Muito se tem falado sobre mais um filme associado ao imaginário de Batman e do seu vilão – Joker.

O filme desperta o alarme ou a adesão panfletária daqueles que encontram no ódio a resposta para problemas sociais. Mas não é dessa Utopia (nem a miséria que ela tem criado ao longo da história moderna) que falamos hoje.

Este filme apresenta-nos a miséria de um drama íntimo, e é nesse microcosmos que situamos o foco desta crónica.

Arthur Fleck sente estranheza relativamente à sociedade que o rodeia. Manifesta essa estranheza à técnica de apoio social que o acompanha, no âmbito de um “distúrbio neurológico” que lhe está diagnosticado. Ela revê as suas notas no diário, tentando persuadi-lo a manifestar pensamentos “positivos”, e não tanto o fluxo emocional de colorido mórbido que povoa o seu exercício de preparação de conteúdos humorísticos.

Arthur Fleck faz do humor o seu ganha-pão, mas essa opção decorre directamente da forma como sempre foi visto pela sua frágil mãe: para ela, “Arthur veio [ao mundo] para trazer alegria”.

O riso inquietante e compulsivo de Arthur Fleck é assumido por si como um arbitrário e imprevisível fenómeno neurológico, cuja base orgânica é apresentada como uma desculpa, uma forma de ser aceite, mas tem o efeito de ofuscar qualquer tentativa de escuta, entendimento, eco emocional.

Arthur Fleck irrompe num riso aparentemente irracional em situações de desamparo: a técnica social, mais preocupada em domesticar a sua sensibilidade do que em entender o seu sofrimento; a mãe da criança sensível, que interrompe um momento inocente e criativo, com uma atitude tosca, rude e ingrata; os jovens arrogantes e violentos que assediam uma vítima frágil.
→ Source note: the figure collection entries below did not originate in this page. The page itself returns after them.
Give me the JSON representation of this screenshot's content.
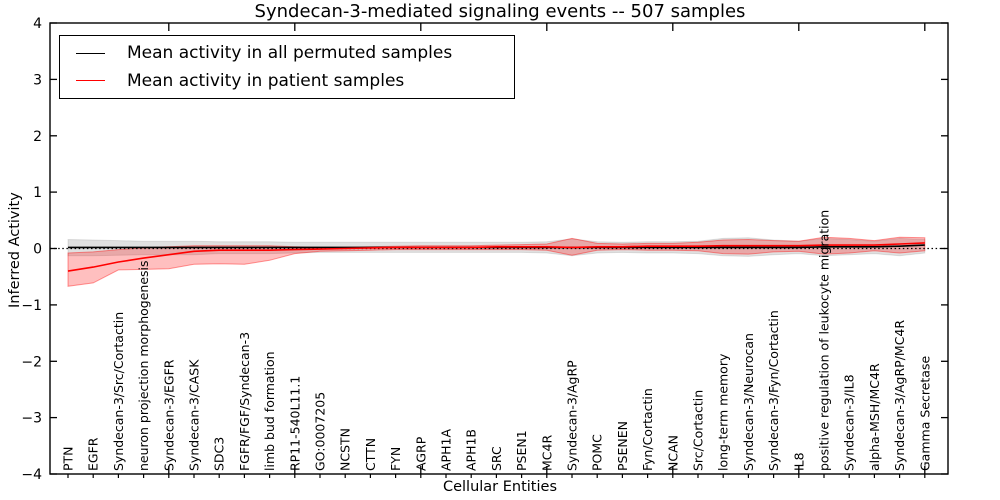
{
  "figure": {
    "title": "Syndecan-3-mediated signaling events -- 507 samples",
    "xlabel": "Cellular Entities",
    "ylabel": "Inferred Activity",
    "legend": [
      {
        "label": "Mean activity in all permuted samples",
        "color": "#000000"
      },
      {
        "label": "Mean activity in patient samples",
        "color": "#ff0000"
      }
    ]
  },
  "chart_data": {
    "type": "line",
    "title": "Syndecan-3-mediated signaling events -- 507 samples",
    "xlabel": "Cellular Entities",
    "ylabel": "Inferred Activity",
    "ylim": [
      -4,
      4
    ],
    "yticks": [
      4,
      3,
      2,
      1,
      0,
      -1,
      -2,
      -3,
      -4
    ],
    "grid": false,
    "legend_position": "upper left",
    "reference_line": {
      "y": 0,
      "style": "dotted",
      "color": "#000000"
    },
    "categories": [
      "PTN",
      "EGFR",
      "Syndecan-3/Src/Cortactin",
      "neuron projection morphogenesis",
      "Syndecan-3/EGFR",
      "Syndecan-3/CASK",
      "SDC3",
      "FGFR/FGF/Syndecan-3",
      "limb bud formation",
      "RP11-540L11.1",
      "GO:0007205",
      "NCSTN",
      "CTTN",
      "FYN",
      "AGRP",
      "APH1A",
      "APH1B",
      "SRC",
      "PSEN1",
      "MC4R",
      "Syndecan-3/AgRP",
      "POMC",
      "PSENEN",
      "Fyn/Cortactin",
      "NCAN",
      "Src/Cortactin",
      "long-term memory",
      "Syndecan-3/Neurocan",
      "Syndecan-3/Fyn/Cortactin",
      "IL8",
      "positive regulation of leukocyte migration",
      "Syndecan-3/IL8",
      "alpha-MSH/MC4R",
      "Syndecan-3/AgRP/MC4R",
      "Gamma Secretase"
    ],
    "series": [
      {
        "name": "Mean activity in all permuted samples",
        "color": "#000000",
        "band_fill": "rgba(0,0,0,0.12)",
        "band_edge": "rgba(0,0,0,0.10)",
        "values": [
          0.02,
          0.02,
          0.02,
          0.02,
          0.02,
          0.02,
          0.02,
          0.02,
          0.02,
          0.02,
          0.02,
          0.02,
          0.02,
          0.02,
          0.02,
          0.02,
          0.02,
          0.02,
          0.02,
          0.02,
          0.02,
          0.02,
          0.02,
          0.02,
          0.02,
          0.02,
          0.02,
          0.02,
          0.02,
          0.02,
          0.03,
          0.03,
          0.03,
          0.04,
          0.06
        ],
        "band_low": [
          -0.13,
          -0.13,
          -0.12,
          -0.11,
          -0.11,
          -0.11,
          -0.09,
          -0.09,
          -0.09,
          -0.08,
          -0.07,
          -0.07,
          -0.07,
          -0.07,
          -0.07,
          -0.07,
          -0.07,
          -0.07,
          -0.07,
          -0.08,
          -0.13,
          -0.08,
          -0.07,
          -0.08,
          -0.08,
          -0.09,
          -0.13,
          -0.14,
          -0.11,
          -0.09,
          -0.13,
          -0.11,
          -0.09,
          -0.13,
          -0.08
        ],
        "band_high": [
          0.16,
          0.15,
          0.14,
          0.13,
          0.13,
          0.13,
          0.12,
          0.12,
          0.12,
          0.11,
          0.11,
          0.11,
          0.11,
          0.11,
          0.11,
          0.11,
          0.11,
          0.11,
          0.11,
          0.12,
          0.17,
          0.12,
          0.11,
          0.12,
          0.12,
          0.13,
          0.18,
          0.19,
          0.15,
          0.13,
          0.18,
          0.16,
          0.13,
          0.18,
          0.16
        ]
      },
      {
        "name": "Mean activity in patient samples",
        "color": "#ff0000",
        "band_fill": "rgba(255,0,0,0.25)",
        "band_edge": "rgba(255,0,0,0.40)",
        "values": [
          -0.4,
          -0.33,
          -0.24,
          -0.17,
          -0.11,
          -0.05,
          -0.03,
          -0.03,
          -0.03,
          -0.02,
          -0.01,
          0.0,
          0.01,
          0.02,
          0.02,
          0.02,
          0.02,
          0.03,
          0.03,
          0.03,
          0.02,
          0.03,
          0.03,
          0.04,
          0.04,
          0.04,
          0.05,
          0.05,
          0.05,
          0.05,
          0.06,
          0.06,
          0.06,
          0.08,
          0.1
        ],
        "band_low": [
          -0.67,
          -0.61,
          -0.38,
          -0.37,
          -0.36,
          -0.28,
          -0.27,
          -0.28,
          -0.21,
          -0.09,
          -0.05,
          -0.04,
          -0.03,
          -0.02,
          -0.02,
          -0.02,
          -0.02,
          -0.02,
          -0.02,
          -0.03,
          -0.12,
          -0.03,
          -0.02,
          -0.03,
          -0.03,
          -0.04,
          -0.09,
          -0.1,
          -0.06,
          -0.05,
          -0.1,
          -0.08,
          -0.04,
          -0.08,
          -0.04
        ],
        "band_high": [
          -0.08,
          -0.06,
          -0.02,
          0.01,
          0.03,
          0.05,
          0.05,
          0.05,
          0.05,
          0.03,
          0.02,
          0.02,
          0.03,
          0.04,
          0.05,
          0.05,
          0.05,
          0.06,
          0.07,
          0.08,
          0.18,
          0.09,
          0.08,
          0.09,
          0.09,
          0.11,
          0.15,
          0.16,
          0.14,
          0.13,
          0.2,
          0.18,
          0.14,
          0.2,
          0.19
        ]
      }
    ]
  }
}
Arthur Fleck (“Fleck” = pequena mancha) transporta uma sombra do seu passado. Descende de uma situação de violência e opressão. Não o sabe inteiramente (ou conscientemente), mas suspeita-o, e essa suspeita é um “pensamento à procura de um pensador” (Bion), que se reconhece nos momentos mais perturbadores.

No ambiente sombrio da casa de sua mãe, Arthur vive uma “hilariante melancolia”, uma tristeza sem nome, sem lugar, na eterna e irrazoável expectativa de suporte. Neste ambiente, os elevadores falham, dizendo-nos que alguns conteúdos emocionais podem nunca aceder a níveis elevados de compreensão. O ar é irrespirável, porque a dor e a raiva não acedem ás janelas do pensamento!

Falamos de uma história extremamente mórbida. É um filme que ameaça violentamente o pára-choques emocional de todos nós!

Por mais que admire esta obra prima da sétima arte, não a recomendo a todos.

O que posso recomendar a todos, e a cada um de vós, é que tenhais o respeito e o recato necessários ao reconhecimento da dimensão simbólica do comportamento!

Um comportamento aparentemente perturbador ou desligado da realidade terá, se lhe for dada a escuta paciente, um significado a contar, uma mancha (fleck) a reconhecer, uma dor a abraçar.

O reconhecimento da dimensão simbólica (e da carga afectiva) é muitas vezes confundido com um juízo de valor. A resposta massificada nega o símbolo, e coloca uma mordaça de mandalas, sedutora, pseudo-adaptativa.

Defender a saúde mental, requer uma atitude firme de rejeição das mordaças ao pensamento. Não um maníaco movimento incendiário, mas o paulatino, sensível, respeitador gesto do arqueólogo que olha antes de desvendar, e se move num gesto suave, mas seguro.